Je dis peut-être une annerie mais ça ne réglerais pas le problème de décompresser un stage3 à la racine de la gentoo sans écraser les fichier existant puis de réemerger system ?

----------

## lefoid

Salut à tous

Je vais tenter la copie des fichiers manquants et je vois ce que ça donne.

Quant au "détarage" d'un stage 3, j'y ai pensé mais j'ai peur d'effacer mon /home.

Je vois ça et je vous tiens au courant.

Merci de votre aide.

----------

## nico_calais

 *pititjo wrote:*   

> Je dis peut-être une annerie mais ça ne réglerais pas le problème de décompresser un stage3 à la racine de la gentoo sans écraser les fichier existant puis de réemerger system ?

 

Heu ouais..faut pas se planter quoi ^^

----------

## kwenspc

un tar xvjpf ça écrases pas les fichiers qui ne sont pas en dans l'archive. donc si par exemple tu as /usr/truc/bidule et que ce rep/fichier n'est pas dans l'archive tar, il va pas l'écraser. Sinon oui. Fin... fait un test avant pour être sûr  :Laughing: 

----------

## lefoid

Salut kwenspc

Je vais sans doute finir par ça, mais j'essaie encore en chroot.

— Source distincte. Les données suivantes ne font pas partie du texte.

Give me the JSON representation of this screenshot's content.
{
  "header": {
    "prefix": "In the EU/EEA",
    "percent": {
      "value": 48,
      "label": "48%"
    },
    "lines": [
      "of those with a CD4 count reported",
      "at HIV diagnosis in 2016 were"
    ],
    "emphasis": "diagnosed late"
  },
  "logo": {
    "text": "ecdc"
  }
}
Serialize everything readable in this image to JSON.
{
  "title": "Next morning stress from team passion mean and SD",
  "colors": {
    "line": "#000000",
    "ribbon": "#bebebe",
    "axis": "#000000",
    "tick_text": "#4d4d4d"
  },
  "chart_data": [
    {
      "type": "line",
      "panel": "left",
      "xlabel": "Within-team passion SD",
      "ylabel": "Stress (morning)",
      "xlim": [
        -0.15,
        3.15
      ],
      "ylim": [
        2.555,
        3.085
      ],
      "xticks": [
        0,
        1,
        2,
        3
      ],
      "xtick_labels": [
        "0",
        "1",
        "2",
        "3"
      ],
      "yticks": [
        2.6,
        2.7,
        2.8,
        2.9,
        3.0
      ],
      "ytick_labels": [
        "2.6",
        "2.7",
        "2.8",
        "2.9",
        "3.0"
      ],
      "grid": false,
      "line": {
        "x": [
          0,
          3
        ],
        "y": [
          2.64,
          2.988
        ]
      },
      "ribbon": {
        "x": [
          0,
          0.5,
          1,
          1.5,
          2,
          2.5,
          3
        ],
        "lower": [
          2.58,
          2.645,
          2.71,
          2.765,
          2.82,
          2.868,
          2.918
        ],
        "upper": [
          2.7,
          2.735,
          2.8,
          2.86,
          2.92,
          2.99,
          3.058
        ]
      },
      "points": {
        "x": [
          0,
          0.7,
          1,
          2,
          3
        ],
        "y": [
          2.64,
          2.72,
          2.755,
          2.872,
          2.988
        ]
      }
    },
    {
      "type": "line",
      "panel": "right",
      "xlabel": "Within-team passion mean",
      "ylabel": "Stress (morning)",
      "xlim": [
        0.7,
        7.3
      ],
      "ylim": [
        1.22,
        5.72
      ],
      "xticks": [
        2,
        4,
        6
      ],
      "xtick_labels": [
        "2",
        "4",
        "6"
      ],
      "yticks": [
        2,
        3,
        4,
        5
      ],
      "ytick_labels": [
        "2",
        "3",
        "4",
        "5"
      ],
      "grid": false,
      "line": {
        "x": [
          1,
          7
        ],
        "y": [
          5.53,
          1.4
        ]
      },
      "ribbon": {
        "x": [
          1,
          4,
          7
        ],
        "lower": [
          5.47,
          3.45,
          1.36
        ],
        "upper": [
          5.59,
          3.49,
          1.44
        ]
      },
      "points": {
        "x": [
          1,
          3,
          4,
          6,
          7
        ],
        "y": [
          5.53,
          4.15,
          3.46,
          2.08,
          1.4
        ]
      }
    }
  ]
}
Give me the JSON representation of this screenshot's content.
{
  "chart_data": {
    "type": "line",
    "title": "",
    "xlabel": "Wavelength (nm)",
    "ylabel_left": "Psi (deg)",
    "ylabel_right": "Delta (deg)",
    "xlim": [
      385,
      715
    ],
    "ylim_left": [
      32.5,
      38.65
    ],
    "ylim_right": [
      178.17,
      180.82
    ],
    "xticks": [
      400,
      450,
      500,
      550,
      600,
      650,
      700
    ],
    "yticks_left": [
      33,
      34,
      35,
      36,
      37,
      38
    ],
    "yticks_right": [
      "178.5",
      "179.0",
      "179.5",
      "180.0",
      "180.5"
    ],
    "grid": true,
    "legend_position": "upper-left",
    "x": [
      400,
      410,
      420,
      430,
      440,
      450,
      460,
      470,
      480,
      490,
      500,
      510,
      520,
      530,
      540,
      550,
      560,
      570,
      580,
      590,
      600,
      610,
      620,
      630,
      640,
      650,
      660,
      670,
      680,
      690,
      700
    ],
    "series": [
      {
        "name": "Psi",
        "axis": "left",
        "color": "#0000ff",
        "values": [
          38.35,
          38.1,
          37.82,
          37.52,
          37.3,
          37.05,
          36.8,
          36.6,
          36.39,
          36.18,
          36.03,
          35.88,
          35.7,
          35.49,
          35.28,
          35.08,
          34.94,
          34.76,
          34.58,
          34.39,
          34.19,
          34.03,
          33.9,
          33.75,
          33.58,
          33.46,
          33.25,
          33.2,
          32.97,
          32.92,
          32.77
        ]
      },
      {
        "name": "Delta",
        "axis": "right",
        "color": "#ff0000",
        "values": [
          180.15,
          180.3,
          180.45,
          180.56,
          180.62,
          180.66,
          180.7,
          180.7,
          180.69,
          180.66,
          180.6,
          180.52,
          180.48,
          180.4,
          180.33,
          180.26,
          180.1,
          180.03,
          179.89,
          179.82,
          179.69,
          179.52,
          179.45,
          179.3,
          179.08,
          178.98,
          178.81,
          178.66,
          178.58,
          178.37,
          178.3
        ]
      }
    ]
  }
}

Là, ça avance. J'ai copié les fichiers qui manquaient, mais bien

entendu, il en manque toujours...

Cependant, je suis arrivé à obtenir le /bin/bash.

Maintenant, j'ai un autre souci, le système ne veut pas compiler

la glibc. Il me dit :

 *Quote:*   

> id : ne peut trouver le nom de l'usager ID 0

 

Il me semble comprendre qu'il y a un problème de wheel aussi.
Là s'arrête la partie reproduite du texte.